In September 2015, Morano quoted General Charles de Gaulle on On n'est pas couché, saying that "France is a Judeo-Christian country, of white race". This resulted in her removal as head of the Les Républicains (the former UMP) list for the regional elections in Meurthe-et-Moselle.

In 2019, Morano faced allegations of racism when she criticized the way government spokesperson Sibeth Ndiaye dressed as "circus clothes", adding that Ndiaye became a French citizen "only" three years before, "clearly with big gaps over French culture, unworthy of her government post". Gilles Le Gendre, who chaired the La République En Marche group in the National Assembly at the time, called on Morano to withdraw her comments and apologize or be prosecuted.
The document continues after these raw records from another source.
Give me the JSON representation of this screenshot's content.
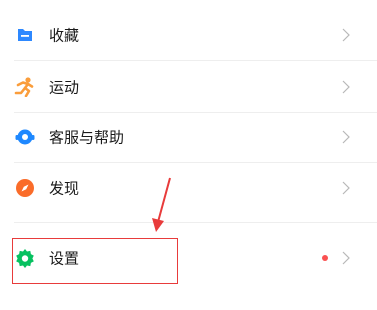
{
  "menu": {
    "items": [
      {
        "label": "收藏",
        "icon": "favorites-icon",
        "color": "#2d88ff"
      },
      {
        "label": "运动",
        "icon": "running-icon",
        "color": "#fa9d3b"
      },
      {
        "label": "客服与帮助",
        "icon": "customer-service-icon",
        "color": "#1e88ff"
      },
      {
        "label": "发现",
        "icon": "compass-icon",
        "color": "#fa6c2a"
      }
    ],
    "settings": {
      "label": "设置",
      "icon": "gear-icon",
      "color": "#07c160",
      "badge_color": "#fa5151"
    }
  },
  "annotation": {
    "color": "#e83b3b"
  }
}
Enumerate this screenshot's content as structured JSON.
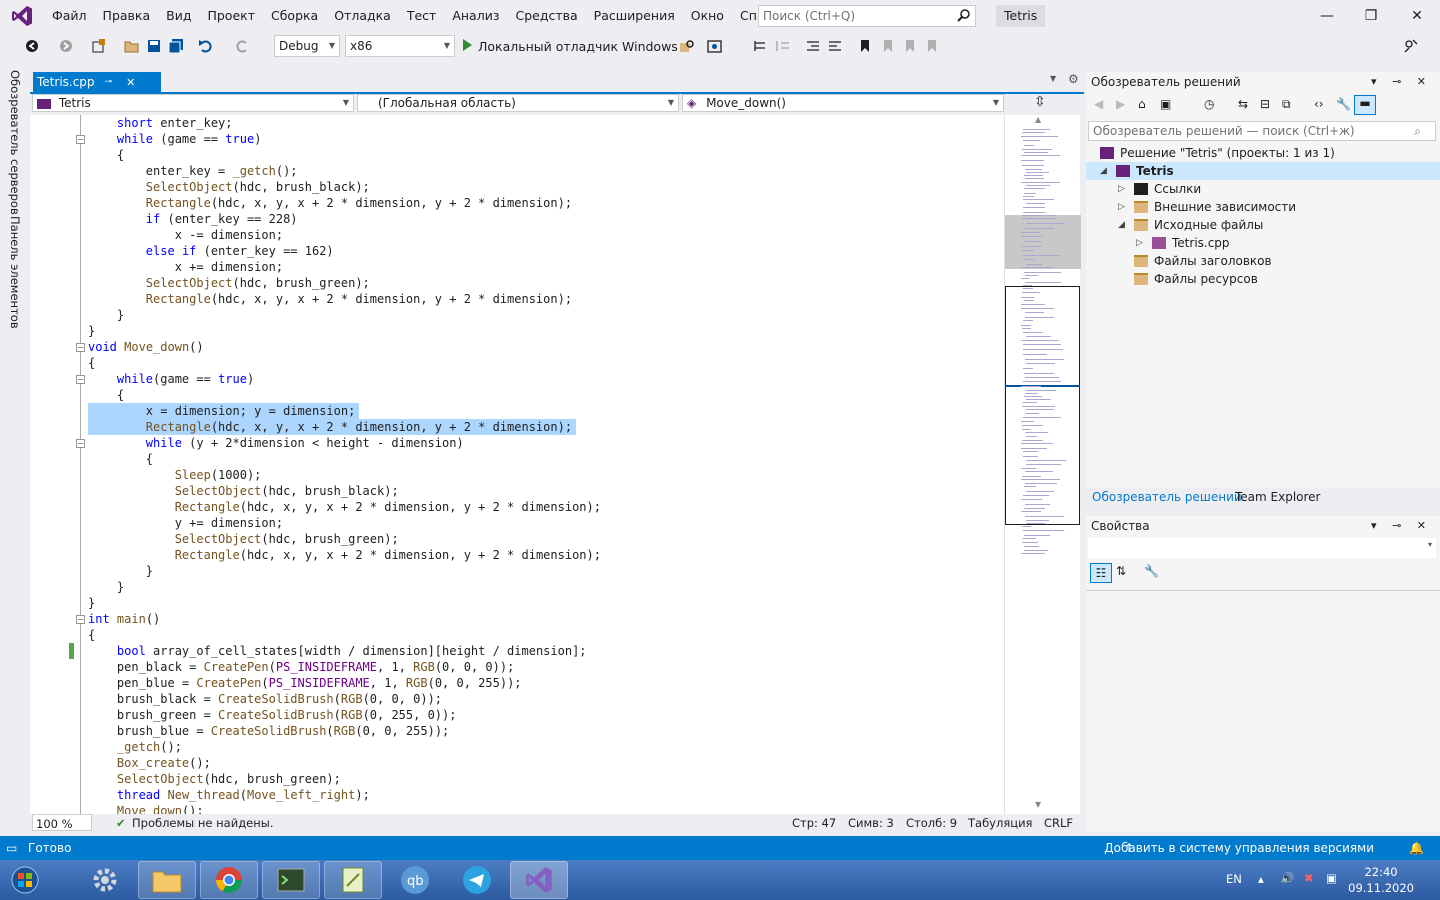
{
  "menubar": {
    "items": [
      "Файл",
      "Правка",
      "Вид",
      "Проект",
      "Сборка",
      "Отладка",
      "Тест",
      "Анализ",
      "Средства",
      "Расширения",
      "Окно",
      "Справка"
    ],
    "search_placeholder": "Поиск (Ctrl+Q)",
    "solution_name": "Tetris"
  },
  "toolbar": {
    "configuration": "Debug",
    "platform": "x86",
    "run_label": "Локальный отладчик Windows"
  },
  "left_tabs": [
    "Обозреватель серверов",
    "Панель элементов"
  ],
  "editor": {
    "tab_label": "Tetris.cpp",
    "nav_project": "Tetris",
    "nav_scope": "(Глобальная область)",
    "nav_member": "Move_down()",
    "lines": [
      "    short enter_key;",
      "    while (game == true)",
      "    {",
      "        enter_key = _getch();",
      "        SelectObject(hdc, brush_black);",
      "        Rectangle(hdc, x, y, x + 2 * dimension, y + 2 * dimension);",
      "        if (enter_key == 228)",
      "            x -= dimension;",
      "        else if (enter_key == 162)",
      "            x += dimension;",
      "        SelectObject(hdc, brush_green);",
      "        Rectangle(hdc, x, y, x + 2 * dimension, y + 2 * dimension);",
      "    }",
      "}",
      "void Move_down()",
      "{",
      "    while(game == true)",
      "    {",
      "        x = dimension; y = dimension;",
      "        Rectangle(hdc, x, y, x + 2 * dimension, y + 2 * dimension);",
      "        while (y + 2*dimension < height - dimension)",
      "        {",
      "            Sleep(1000);",
      "            SelectObject(hdc, brush_black);",
      "            Rectangle(hdc, x, y, x + 2 * dimension, y + 2 * dimension);",
      "            y += dimension;",
      "            SelectObject(hdc, brush_green);",
      "            Rectangle(hdc, x, y, x + 2 * dimension, y + 2 * dimension);",
      "        }",
      "    }",
      "}",
      "int main()",
      "{",
      "    bool array_of_cell_states[width / dimension][height / dimension];",
      "    pen_black = CreatePen(PS_INSIDEFRAME, 1, RGB(0, 0, 0));",
      "    pen_blue = CreatePen(PS_INSIDEFRAME, 1, RGB(0, 0, 255));",
      "    brush_black = CreateSolidBrush(RGB(0, 0, 0));",
      "    brush_green = CreateSolidBrush(RGB(0, 255, 0));",
      "    brush_blue = CreateSolidBrush(RGB(0, 0, 255));",
      "    _getch();",
      "    Box_create();",
      "    SelectObject(hdc, brush_green);",
      "    thread New_thread(Move_left_right);",
      "    Move_down();"
    ],
    "status": {
      "zoom": "100 %",
      "problems": "Проблемы не найдены.",
      "line": "Стр: 47",
      "char": "Симв: 3",
      "col": "Столб: 9",
      "indent": "Табуляция",
      "eol": "CRLF"
    }
  },
  "solution_explorer": {
    "title": "Обозреватель решений",
    "search_placeholder": "Обозреватель решений — поиск (Ctrl+ж)",
    "tree": [
      {
        "label": "Решение \"Tetris\" (проекты: 1 из 1)",
        "level": 0,
        "expander": "",
        "icon": "solution-icon"
      },
      {
        "label": "Tetris",
        "level": 0,
        "expander": "expanded",
        "icon": "project-icon",
        "selected": true
      },
      {
        "label": "Ссылки",
        "level": 1,
        "expander": "collapsed",
        "icon": "references-icon"
      },
      {
        "label": "Внешние зависимости",
        "level": 1,
        "expander": "collapsed",
        "icon": "folder-icon"
      },
      {
        "label": "Исходные файлы",
        "level": 1,
        "expander": "expanded",
        "icon": "folder-icon"
      },
      {
        "label": "Tetris.cpp",
        "level": 2,
        "expander": "collapsed",
        "icon": "cpp-file-icon"
      },
      {
        "label": "Файлы заголовков",
        "level": 1,
        "expander": "",
        "icon": "folder-icon"
      },
      {
        "label": "Файлы ресурсов",
        "level": 1,
        "expander": "",
        "icon": "folder-icon"
      }
    ],
    "tabs": [
      "Обозреватель решений",
      "Team Explorer"
    ]
  },
  "properties": {
    "title": "Свойства"
  },
  "statusbar": {
    "ready": "Готово",
    "vcs": "Добавить в систему управления версиями"
  },
  "taskbar": {
    "lang": "EN",
    "time": "22:40",
    "date": "09.11.2020"
  },
  "colors": {
    "accent": "#007acc",
    "selection": "#add6ff",
    "keyword": "#0000ff"
  }
}
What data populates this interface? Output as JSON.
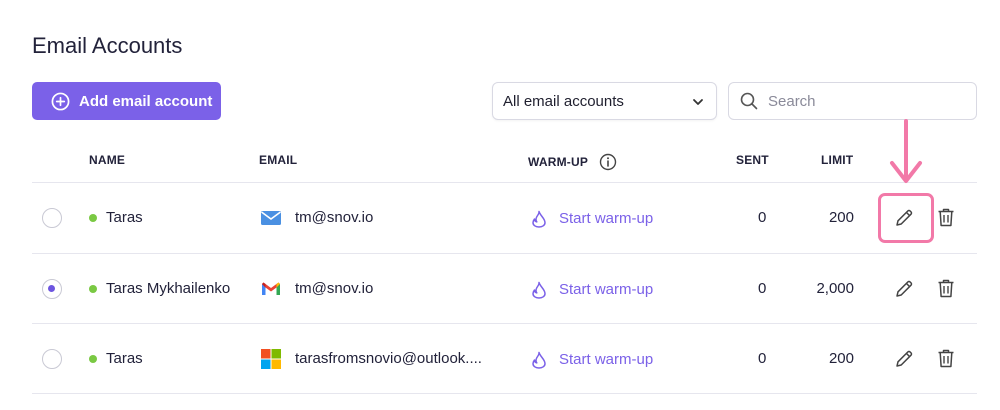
{
  "page": {
    "title": "Email Accounts"
  },
  "toolbar": {
    "add_label": "Add email account",
    "filter_value": "All email accounts",
    "search_placeholder": "Search"
  },
  "table": {
    "headers": {
      "name": "NAME",
      "email": "EMAIL",
      "warmup": "WARM-UP",
      "sent": "SENT",
      "limit": "LIMIT"
    },
    "rows": [
      {
        "name": "Taras",
        "email": "tm@snov.io",
        "provider": "mail-envelope-icon",
        "warmup": "Start warm-up",
        "sent": "0",
        "limit": "200",
        "selected": false,
        "status": "active"
      },
      {
        "name": "Taras Mykhailenko",
        "email": "tm@snov.io",
        "provider": "gmail-icon",
        "warmup": "Start warm-up",
        "sent": "0",
        "limit": "2,000",
        "selected": true,
        "status": "active"
      },
      {
        "name": "Taras",
        "email": "tarasfromsnovio@outlook....",
        "provider": "microsoft-icon",
        "warmup": "Start warm-up",
        "sent": "0",
        "limit": "200",
        "selected": false,
        "status": "active"
      }
    ]
  },
  "colors": {
    "accent": "#7b61e8",
    "status_active": "#7ac943",
    "highlight": "#f279a8"
  }
}
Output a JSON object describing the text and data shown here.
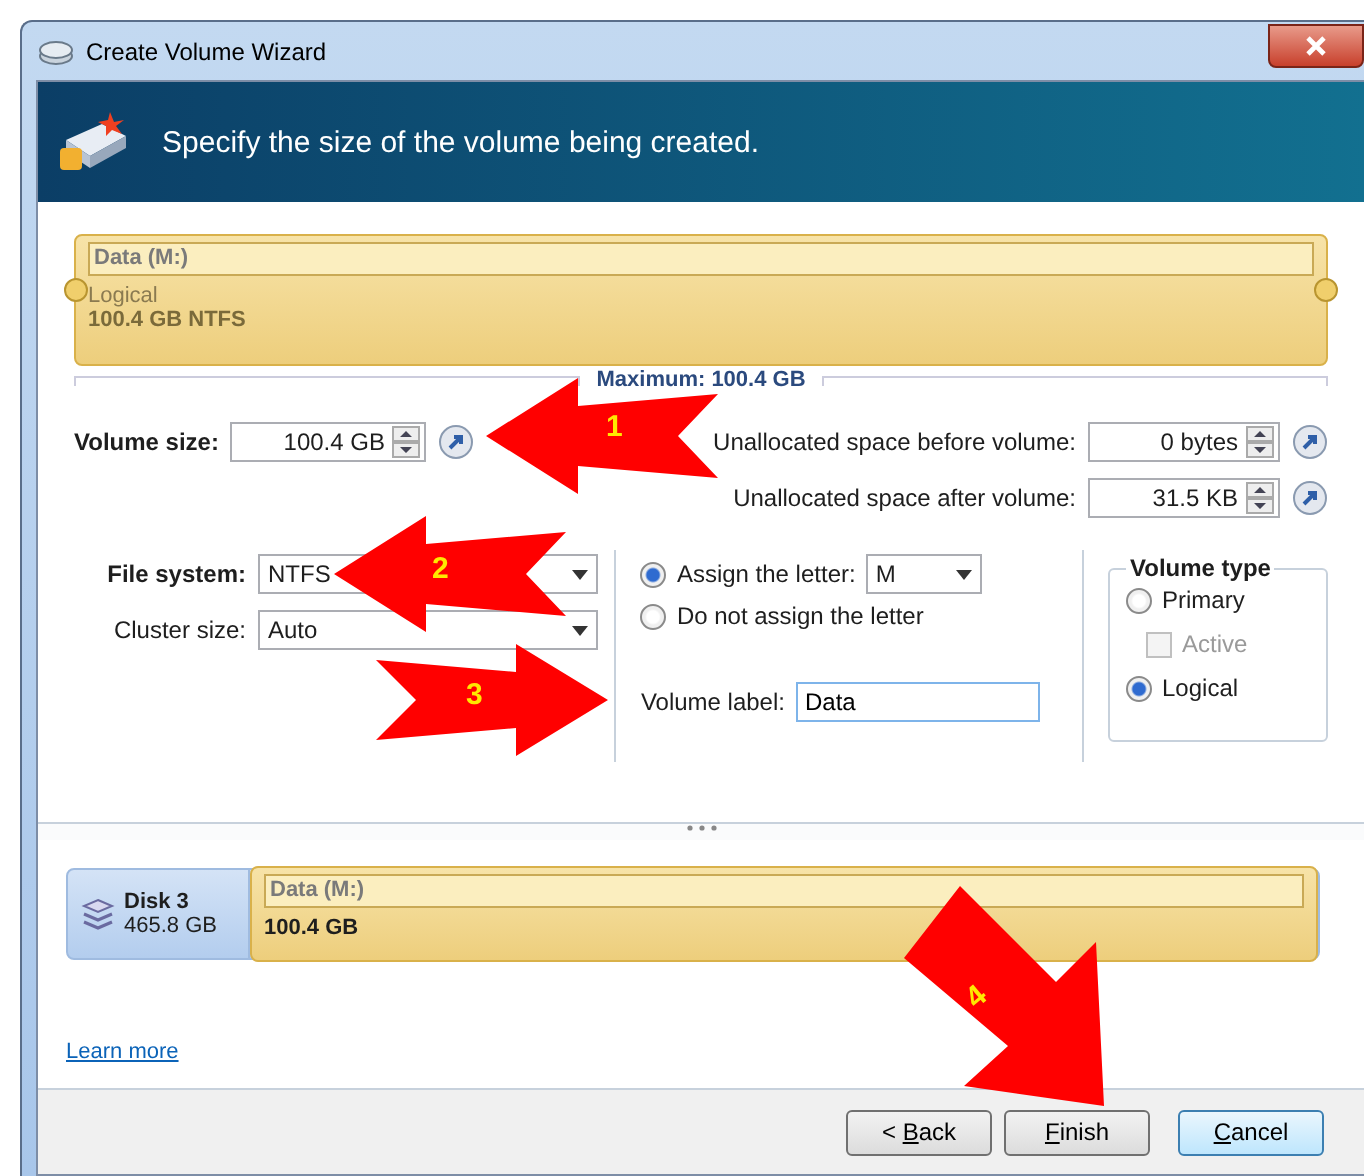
{
  "window": {
    "title": "Create Volume Wizard"
  },
  "header": {
    "text": "Specify the size of the volume being created."
  },
  "partition_bar": {
    "name": "Data (M:)",
    "type": "Logical",
    "size": "100.4 GB NTFS",
    "maximum": "Maximum: 100.4 GB"
  },
  "size_fields": [
    {
      "label": "Volume size:",
      "value": "100.4 GB",
      "bold": true
    },
    {
      "label": "Unallocated space before volume:",
      "value": "0 bytes",
      "bold": false
    },
    {
      "label": "Unallocated space after volume:",
      "value": "31.5 KB",
      "bold": false
    }
  ],
  "file_system": {
    "label": "File system:",
    "value": "NTFS"
  },
  "cluster_size": {
    "label": "Cluster size:",
    "value": "Auto"
  },
  "letter_options": [
    {
      "label": "Assign the letter:",
      "selected": true,
      "letter": "M"
    },
    {
      "label": "Do not assign the letter",
      "selected": false
    }
  ],
  "volume_label": {
    "label": "Volume label:",
    "value": "Data"
  },
  "volume_type": {
    "title": "Volume type",
    "options": [
      {
        "kind": "radio",
        "label": "Primary",
        "selected": false
      },
      {
        "kind": "checkbox",
        "label": "Active",
        "checked": false,
        "disabled": true
      },
      {
        "kind": "radio",
        "label": "Logical",
        "selected": true
      }
    ]
  },
  "disk": {
    "name": "Disk 3",
    "size": "465.8 GB",
    "partition": {
      "name": "Data (M:)",
      "size": "100.4 GB"
    }
  },
  "learn_more": "Learn more",
  "buttons": [
    {
      "label": "< Back",
      "primary": false
    },
    {
      "label": "Finish",
      "primary": false
    },
    {
      "label": "Cancel",
      "primary": true
    }
  ],
  "annotations": [
    {
      "label": "1"
    },
    {
      "label": "2"
    },
    {
      "label": "3"
    },
    {
      "label": "4"
    }
  ]
}
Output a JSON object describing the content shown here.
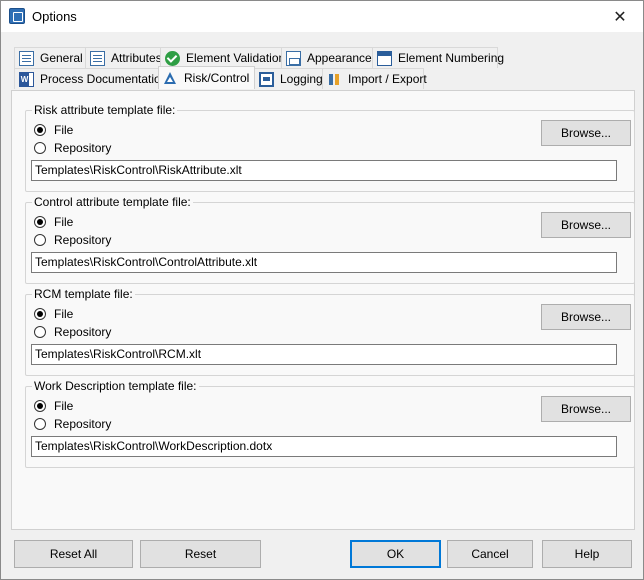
{
  "window": {
    "title": "Options",
    "close": "✕"
  },
  "tabs_row1": [
    {
      "label": "General",
      "icon": "general-icon"
    },
    {
      "label": "Attributes",
      "icon": "attributes-icon"
    },
    {
      "label": "Element Validation",
      "icon": "validation-check-icon"
    },
    {
      "label": "Appearance",
      "icon": "appearance-icon"
    },
    {
      "label": "Element Numbering",
      "icon": "numbering-icon"
    }
  ],
  "tabs_row2": [
    {
      "label": "Process Documentation",
      "icon": "word-document-icon"
    },
    {
      "label": "Risk/Control",
      "icon": "risk-control-icon",
      "active": true
    },
    {
      "label": "Logging",
      "icon": "logging-icon"
    },
    {
      "label": "Import / Export",
      "icon": "import-export-icon"
    }
  ],
  "groups": [
    {
      "label": "Risk attribute template file:",
      "option_file": "File",
      "option_repository": "Repository",
      "selected": "File",
      "browse": "Browse...",
      "path": "Templates\\RiskControl\\RiskAttribute.xlt"
    },
    {
      "label": "Control attribute template file:",
      "option_file": "File",
      "option_repository": "Repository",
      "selected": "File",
      "browse": "Browse...",
      "path": "Templates\\RiskControl\\ControlAttribute.xlt"
    },
    {
      "label": "RCM template file:",
      "option_file": "File",
      "option_repository": "Repository",
      "selected": "File",
      "browse": "Browse...",
      "path": "Templates\\RiskControl\\RCM.xlt"
    },
    {
      "label": "Work Description template file:",
      "option_file": "File",
      "option_repository": "Repository",
      "selected": "File",
      "browse": "Browse...",
      "path": "Templates\\RiskControl\\WorkDescription.dotx"
    }
  ],
  "buttons": {
    "reset_all": "Reset All",
    "reset": "Reset",
    "ok": "OK",
    "cancel": "Cancel",
    "help": "Help"
  },
  "colors": {
    "accent": "#0078d7",
    "panel_bg": "#f9f9f9",
    "dialog_bg": "#f0f0f0"
  }
}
In 2020, Morano stated that French actress Aïssa Maïga, who was born in Senegal, should "go back to Africa" if she "was not happy with seeing so many white people in France".

==Recognition==
On 6 November 2007, Morano was among the guests invited to the state dinner hosted by U.S. President George W. Bush in honor of President Nicolas Sarkozy at the White House.

==Personal life==
Morano has been divorced; she has two sons and a daughter. One of her sons, Grégoire, died in July 2024 at the age of 33.